My first thought was just that the traffic was half of what it used to be so that must be the reasoning behind the lack of commissions but once I began digging deeper into the site I realized something far worse… many affiliate links were either pointing to dead products/services, copy/creative was no longer relevant, or, worse, the domains were bought up by squatters and pointing to something completely irrelevant.
I would bet you, right now, that there are many old affiliate links and promotions that are no leading to dead ends on your website and all of this is because you are too focused on pushing new content rather than doing audits for older ones.
I’m not pointing any fingers and I’m not putting you to blame because it’s very easy to forget about all those old links when you are constantly moving forward.
This is what we need to do right now:
1. Load up your preferred analytics tracking platform and run a report that will show you the most popular destination pages. Copy these headlines and URL’s to a new spreadsheet for later use.
2. Use your judgement and select those posts you personally love and cherish (which may not have been ones which gained a lot of traction and attention). Add these to the spreadsheet.
3. Take a look at the analytics from within the affiliate programs/networks to report on which of the promotions still remain profitable and those that have begun to show a lack of interest. Begin searching for new, profitable promotions that are relevant to those that fall into this lackluster category. Add these affiliate links to your spreadsheet.

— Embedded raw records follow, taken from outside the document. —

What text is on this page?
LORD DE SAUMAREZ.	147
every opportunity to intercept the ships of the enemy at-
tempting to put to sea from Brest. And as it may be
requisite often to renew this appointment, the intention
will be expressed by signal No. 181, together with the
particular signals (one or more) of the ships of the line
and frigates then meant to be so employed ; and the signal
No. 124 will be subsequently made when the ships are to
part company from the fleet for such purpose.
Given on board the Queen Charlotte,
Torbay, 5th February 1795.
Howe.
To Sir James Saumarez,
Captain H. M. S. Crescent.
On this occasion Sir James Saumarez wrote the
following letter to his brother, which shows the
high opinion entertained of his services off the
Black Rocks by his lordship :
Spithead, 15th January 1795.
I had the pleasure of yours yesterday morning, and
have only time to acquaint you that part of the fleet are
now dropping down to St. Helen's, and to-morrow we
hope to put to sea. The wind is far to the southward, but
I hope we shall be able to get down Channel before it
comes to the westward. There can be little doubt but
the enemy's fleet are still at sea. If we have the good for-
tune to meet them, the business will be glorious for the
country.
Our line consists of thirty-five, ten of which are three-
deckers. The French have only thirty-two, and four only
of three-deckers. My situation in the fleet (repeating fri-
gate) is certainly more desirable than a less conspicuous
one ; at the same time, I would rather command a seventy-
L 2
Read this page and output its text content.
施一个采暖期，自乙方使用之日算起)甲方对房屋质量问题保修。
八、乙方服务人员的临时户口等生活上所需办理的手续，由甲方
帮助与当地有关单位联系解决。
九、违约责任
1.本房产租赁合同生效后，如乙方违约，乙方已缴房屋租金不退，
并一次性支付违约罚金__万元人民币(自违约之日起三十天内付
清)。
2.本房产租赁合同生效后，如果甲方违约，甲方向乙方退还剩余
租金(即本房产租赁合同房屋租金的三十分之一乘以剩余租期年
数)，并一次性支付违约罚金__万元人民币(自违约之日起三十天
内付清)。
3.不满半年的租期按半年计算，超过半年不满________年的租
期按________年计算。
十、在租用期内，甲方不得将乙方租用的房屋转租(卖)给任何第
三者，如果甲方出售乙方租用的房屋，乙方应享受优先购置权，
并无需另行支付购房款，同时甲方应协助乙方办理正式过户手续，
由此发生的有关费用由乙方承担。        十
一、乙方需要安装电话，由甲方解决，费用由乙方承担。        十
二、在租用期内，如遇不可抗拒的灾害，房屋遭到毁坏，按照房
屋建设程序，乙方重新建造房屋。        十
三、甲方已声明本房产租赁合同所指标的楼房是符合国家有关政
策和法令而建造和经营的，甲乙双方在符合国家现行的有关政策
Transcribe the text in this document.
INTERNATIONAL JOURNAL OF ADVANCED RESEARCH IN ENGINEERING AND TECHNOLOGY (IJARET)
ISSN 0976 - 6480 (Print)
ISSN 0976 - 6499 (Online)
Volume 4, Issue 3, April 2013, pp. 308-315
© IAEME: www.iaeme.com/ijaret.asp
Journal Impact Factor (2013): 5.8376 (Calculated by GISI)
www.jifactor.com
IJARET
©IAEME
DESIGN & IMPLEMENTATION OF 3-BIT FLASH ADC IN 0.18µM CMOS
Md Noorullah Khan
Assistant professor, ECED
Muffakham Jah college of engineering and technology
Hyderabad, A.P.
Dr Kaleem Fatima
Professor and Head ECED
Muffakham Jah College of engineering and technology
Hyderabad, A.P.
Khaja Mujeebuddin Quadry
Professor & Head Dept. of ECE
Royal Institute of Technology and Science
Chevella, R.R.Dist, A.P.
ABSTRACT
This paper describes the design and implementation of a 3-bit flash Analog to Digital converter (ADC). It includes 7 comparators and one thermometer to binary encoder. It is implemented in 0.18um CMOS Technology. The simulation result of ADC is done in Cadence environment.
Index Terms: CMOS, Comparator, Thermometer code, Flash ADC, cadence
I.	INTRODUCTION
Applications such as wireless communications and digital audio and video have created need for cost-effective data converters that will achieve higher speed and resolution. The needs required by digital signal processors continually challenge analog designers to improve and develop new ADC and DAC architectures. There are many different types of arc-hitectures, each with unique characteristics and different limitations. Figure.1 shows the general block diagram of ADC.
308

4. Go back to the most popular pages, first, and begin updating content with new images, modern techniques (and information), and, of course, links to the appropriate affiliate promotions that will replace the ones that no longer convert. Also take this time to use your archives to find keywords for posts that have been added since the original publications so you may add inter-links to the work (and vice versa in the newer posts).
5. Do the same for those posts you personally enjoy and cherish (in an attempt to breathe new interest since it may have been a matter of great information at the wrong time).
6. Start a small campaign promoting these great works of content across your social channels; invest in small advertising and promotions to build new awareness to these updated pages.
7. Track and test the reception of these updated pages. Examine the analytics and check the conversions of these new promotions. Push those that have shown positive ROI and redo the above for those that aren’t being well-received. Rinse and repeat (on a regular schedule – perhaps every 3-6 months).
Yes, this is going to take some time to go back through to update a lot of the older content but there are so many great benefits to be had:
- You now have modern affiliate promotions that have a real chance to sell
- You can improve your interlinking
- You could turn older posts into evergreen pieces
- You have the chance to remove any lackluster content that no longer needs to be found
Don’t think you need to do this all at once. I would say to apply that 80/20 rule. Once you get the major pages updated you could set a bit of time throughout the week to do those minor updates to others.
The content may be too old to see a positive return but there is a change it could see a resurgence in commissions because it’s finally providing value again for a modern audience. It’s a flip of a coin and ultimately it’s a win because you’ll either make more money or you’ll reinforce the value of the content.
Make a plan, update that content, find new promotions, and do it now.